Challenges for a sustainable future

In order to create a sustainable future, it is important to ensure that all people on earth have a chance at a reasonable standard of living and socio-economic development in order to achieve at least a minimum level of well-being, welfare, health and security [8]. In addition, people must be given the opportunity for education and learning. Together, this constitutes the social foundation of society.

At the same time, there are a number of relevant problems and sustainability issues that cause societal tension. One example involves quantifying the boundaries and scope of the planetary systems that have not yet been quantified. Identifying sources, risks and acceptable levels for chemicals is one such task, which may be suitable for a specific field of research or a scientific discipline (e.g. chemistry and toxicology), while issues related to social security may be suitable for another (e.g. sociology). Other issues, such as the role and impact of specific industrial activities on some specific ecosystems and how such activities can be made more sustainable, require cooperation between several disciplines, e.g. environmental science, chemistry, and economics.

Matching subject fields and scientific disciplines to research problems is a central process in the platform's function and forms part of the specification and formulation of research problems. The list of domains and problems that can potentially contain sustainability challenges is long. It basically includes all parts of our modern society and makes one thing abundantly clear: to meet the sustainability challenge, society must be fundamentally transformed and not one subsystem at a time, but in a massive process where the various systems interact and take new paths forward [9]. Understanding this process and developing relevant knowledge to support decision-makers in the process is the primary purpose of PSF@ORU, which breaks it down into different parts and steps without losing overall focus. PSF@ORU contributes by gradually and systematically developing scientific knowledge about transformative learning and about the transformation of our socio-ecological and economic systems for a sustainable future.

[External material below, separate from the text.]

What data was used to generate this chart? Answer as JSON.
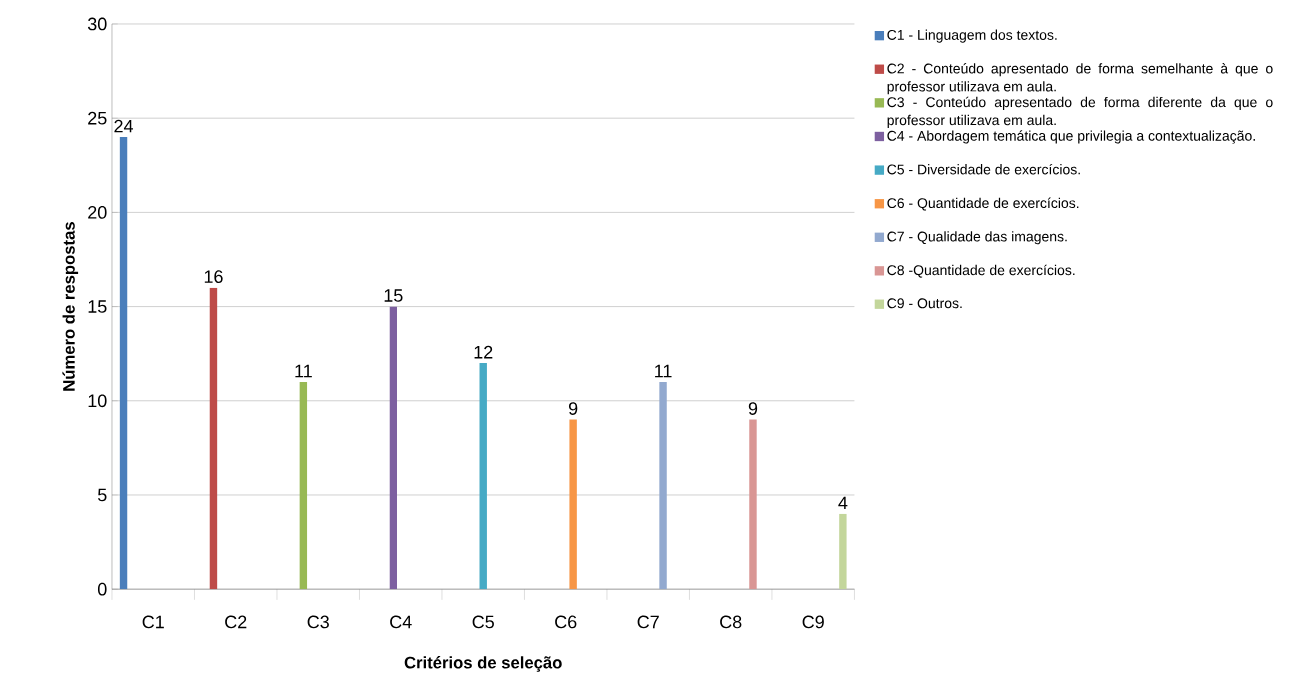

[1] Reyers, B., Folke, C., Moore, M.-L., Biggs, R., & Galaz, V. (2018). Social-ecological systems insights for navigating the dynamics of the Anthropocene. Annual Review of Environment and Resources, 43(1), 267-289. Clark, W. C., & Harley, A. G. (2020). Sustainability Science: Toward a Synthesis. Annual Review of Environment and Resources, 45, 331-386.
[2] Rockström, J., Steffen, W., Noone, K., Persson, A., Chapin Iii, F. S., Lambin, E., . . . Foley, J. (2009). A safe operating space for humanity. Nature, 461, 472-475. Steffen, W., Richardson, K., Rockström, J., Cornell, S. E., Fetzer, I., Bennett, E. M., . . . Sörlin, S. (2015). Planetary boundaries: Guiding human development on a changing planet. Science, 347 (6223).
[3] Raworth, K. (2017). A Doughnut for the Anthropocene: humanity’s compass in the 21st century. The Lancet Planetary Health, 1, 48-49.
[4] Boström, M., Andersson, E., Berg, M., Gustafsson, K., Gustavsson, E., Hysing, E., . . . Öhman, J. (2018). Conditions for Transformative Learning for Sustainable Development: A Theoretical Review and Approach. Sustainability, 10(12), 4479.
[5]: HERA Consortium (2021). EU Research Agenda for the Environment, Climate & Health 2021 – 2030. Final Draft.
[6] Clark, W. C., & Harley, A. G. (2020). Sustainability Science: Toward a Synthesis. Annual Review of Environment and Resources, 45, 331-386.
[7] Simon, H. A. (1965). The Architecture of Complexity. General Systems (10), 63-76. Sawyer, R. K. (2004). The mechanisms of emergence. Philosophy of the Social Sciences, 34(2), 260–282.
[8] Raworth, K. (2017). A Doughnut for the Anthropocene: humanity’s compass in the 21st century. The Lancet Planetary Health, 1, 48-49. Millennium Ecosystem Assessment (2003). Ecosystems and Human Well-Being: A Framework for Assessment. Washington, DC: Island Press.
[9] Clark, W. C., & Harley, A. G. (2020). Sustainability Science: Toward a Synthesis. Annual Review of Environment and Resources, 45, 331-386. Bennett, E. M., Biggs, R., Peterson, G. D., & Gordon, L. J. (2021). Patchwork Earth: navigating pathways to just, thriving, and sustainable futures. One Earth, 4(2), 172–176.